Supporting cloud services requires skill
Cloud technology doesn't come to make life harder for administrators or IT staff, but rather to make it easier. So they don't have to move heavy servers and crimp wires, for example, but rather scale infrastructure remotely and quickly with a few mouse clicks. But the infrastructure requirements for cloud technologies are just as high as they are for hardware. As these technologies evolve, the competencies of those who support them must also grow.
For example, a critical issue for many organizations is integrating cloud technologies with existing systems. Who should provide this process? Again, the default is the customer, and you need to be prepared for that.
Of course, providers can do everything. But this is an additional cost to the user. It is up to the client's management to decide whether to enter into a support agreement with the provider or use their own IT staff. The main thing is not to expect that everything will work by itself in the cloud.
Uncontrolled consumption of cloud services leads to unnecessary waste
The resource savings of rational use of clouds are obvious. But the problem of properly organizing control over what resources are used, for what purpose and in what volume does exist.
There are examples when a company buys a cloud data center, gets the possibility of unlimited ordering of virtual resources and then does not monitor by whom and for what purpose the capacities are ordered and how they are used. It happens that customers simply forget to control the services they consume. The accounting department gets used to paying a certain amount to the provider. This is the wrong approach.
The purchase of virtual equipment must be coordinated. For example, the CFO once a week receives a justification from the company's employees as to how much additional resources are needed in the coming week and in connection with what. Or, on the contrary, what part of the cloud can be abandoned without damaging the business.

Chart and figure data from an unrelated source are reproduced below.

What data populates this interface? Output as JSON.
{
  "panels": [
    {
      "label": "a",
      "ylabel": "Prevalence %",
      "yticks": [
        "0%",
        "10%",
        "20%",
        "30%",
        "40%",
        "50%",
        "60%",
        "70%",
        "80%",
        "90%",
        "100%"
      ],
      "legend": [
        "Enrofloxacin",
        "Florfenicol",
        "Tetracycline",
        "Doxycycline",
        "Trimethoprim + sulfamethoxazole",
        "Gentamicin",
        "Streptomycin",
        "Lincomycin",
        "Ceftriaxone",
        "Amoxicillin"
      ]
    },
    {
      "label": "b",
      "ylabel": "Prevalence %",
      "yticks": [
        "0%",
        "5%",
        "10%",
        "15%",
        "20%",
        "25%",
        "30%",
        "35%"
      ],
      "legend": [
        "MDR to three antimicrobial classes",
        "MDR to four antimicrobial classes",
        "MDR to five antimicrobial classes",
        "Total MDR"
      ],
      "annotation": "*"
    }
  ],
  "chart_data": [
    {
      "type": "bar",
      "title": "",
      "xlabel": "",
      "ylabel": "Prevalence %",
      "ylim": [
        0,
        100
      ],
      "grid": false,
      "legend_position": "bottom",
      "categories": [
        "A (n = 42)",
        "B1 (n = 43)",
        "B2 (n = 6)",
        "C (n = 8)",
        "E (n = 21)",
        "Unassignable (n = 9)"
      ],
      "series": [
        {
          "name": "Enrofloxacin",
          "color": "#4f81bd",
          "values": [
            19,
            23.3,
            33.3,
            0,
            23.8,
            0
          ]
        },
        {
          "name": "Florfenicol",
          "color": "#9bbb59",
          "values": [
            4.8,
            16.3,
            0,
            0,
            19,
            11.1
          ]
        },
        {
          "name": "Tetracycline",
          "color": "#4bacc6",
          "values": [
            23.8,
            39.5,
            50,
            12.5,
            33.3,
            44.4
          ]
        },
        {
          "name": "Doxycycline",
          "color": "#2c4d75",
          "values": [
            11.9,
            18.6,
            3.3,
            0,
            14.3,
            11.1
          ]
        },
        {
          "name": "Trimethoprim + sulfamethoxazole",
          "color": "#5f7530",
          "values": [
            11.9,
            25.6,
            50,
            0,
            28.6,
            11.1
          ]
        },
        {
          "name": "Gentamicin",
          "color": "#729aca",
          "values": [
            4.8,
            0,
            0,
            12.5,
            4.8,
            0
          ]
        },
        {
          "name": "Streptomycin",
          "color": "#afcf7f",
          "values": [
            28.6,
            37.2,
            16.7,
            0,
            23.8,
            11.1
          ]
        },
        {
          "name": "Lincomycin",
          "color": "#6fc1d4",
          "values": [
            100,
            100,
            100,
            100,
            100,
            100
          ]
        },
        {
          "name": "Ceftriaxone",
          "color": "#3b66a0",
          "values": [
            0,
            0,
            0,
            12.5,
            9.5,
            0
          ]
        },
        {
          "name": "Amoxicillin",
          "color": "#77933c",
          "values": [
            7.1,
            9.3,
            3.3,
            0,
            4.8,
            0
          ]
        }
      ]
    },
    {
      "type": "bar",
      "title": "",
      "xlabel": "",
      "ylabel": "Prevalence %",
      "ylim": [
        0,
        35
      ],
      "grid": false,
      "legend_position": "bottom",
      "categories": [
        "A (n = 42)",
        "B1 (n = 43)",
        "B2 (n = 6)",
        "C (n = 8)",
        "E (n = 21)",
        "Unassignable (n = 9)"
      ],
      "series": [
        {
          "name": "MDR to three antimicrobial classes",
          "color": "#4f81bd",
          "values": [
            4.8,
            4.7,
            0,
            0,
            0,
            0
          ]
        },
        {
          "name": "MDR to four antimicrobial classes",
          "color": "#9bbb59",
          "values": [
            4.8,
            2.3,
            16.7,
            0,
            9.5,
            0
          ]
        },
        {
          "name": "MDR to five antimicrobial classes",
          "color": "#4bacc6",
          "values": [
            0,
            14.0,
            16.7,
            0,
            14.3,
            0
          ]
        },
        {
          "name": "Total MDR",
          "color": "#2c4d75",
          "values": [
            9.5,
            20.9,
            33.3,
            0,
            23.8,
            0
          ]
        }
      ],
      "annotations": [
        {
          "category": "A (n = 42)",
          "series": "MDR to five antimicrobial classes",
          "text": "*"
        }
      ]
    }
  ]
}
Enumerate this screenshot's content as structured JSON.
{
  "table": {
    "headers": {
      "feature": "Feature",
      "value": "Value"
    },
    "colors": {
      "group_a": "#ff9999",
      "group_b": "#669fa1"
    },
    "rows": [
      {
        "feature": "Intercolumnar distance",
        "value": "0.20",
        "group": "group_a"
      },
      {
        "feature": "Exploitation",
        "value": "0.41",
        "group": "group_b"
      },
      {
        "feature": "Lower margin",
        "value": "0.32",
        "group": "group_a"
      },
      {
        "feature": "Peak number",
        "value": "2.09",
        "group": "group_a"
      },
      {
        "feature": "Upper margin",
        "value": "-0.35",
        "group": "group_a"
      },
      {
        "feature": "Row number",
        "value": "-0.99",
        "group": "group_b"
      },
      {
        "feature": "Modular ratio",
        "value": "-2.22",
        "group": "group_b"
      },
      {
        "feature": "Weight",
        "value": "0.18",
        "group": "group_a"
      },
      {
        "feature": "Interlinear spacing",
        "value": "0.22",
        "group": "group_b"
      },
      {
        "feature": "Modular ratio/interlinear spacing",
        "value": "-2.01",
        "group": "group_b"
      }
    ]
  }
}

It is prudent to set budgetary limits. Providers offer the possibility of automatic notifications - how many services have been consumed, how much money has been taken from the client's balance. This should be used.
Only some employees should have the right to increase cloud resources. Providers can create several accounts and prescribe different roles. Of course, all users should be trained to work in the cloud.
Cloud technology is like water: water used to be carried in buckets, but then water pipes appeared. It's convenient, and now you can have all the water you want. But if you waste the resource unwisely, your utility bills will be unnecessarily high. The flexibility offered by cloud services is not a problem, but a solution to the problem, if you "curb" it for the benefit of the company and refuse to overconsume.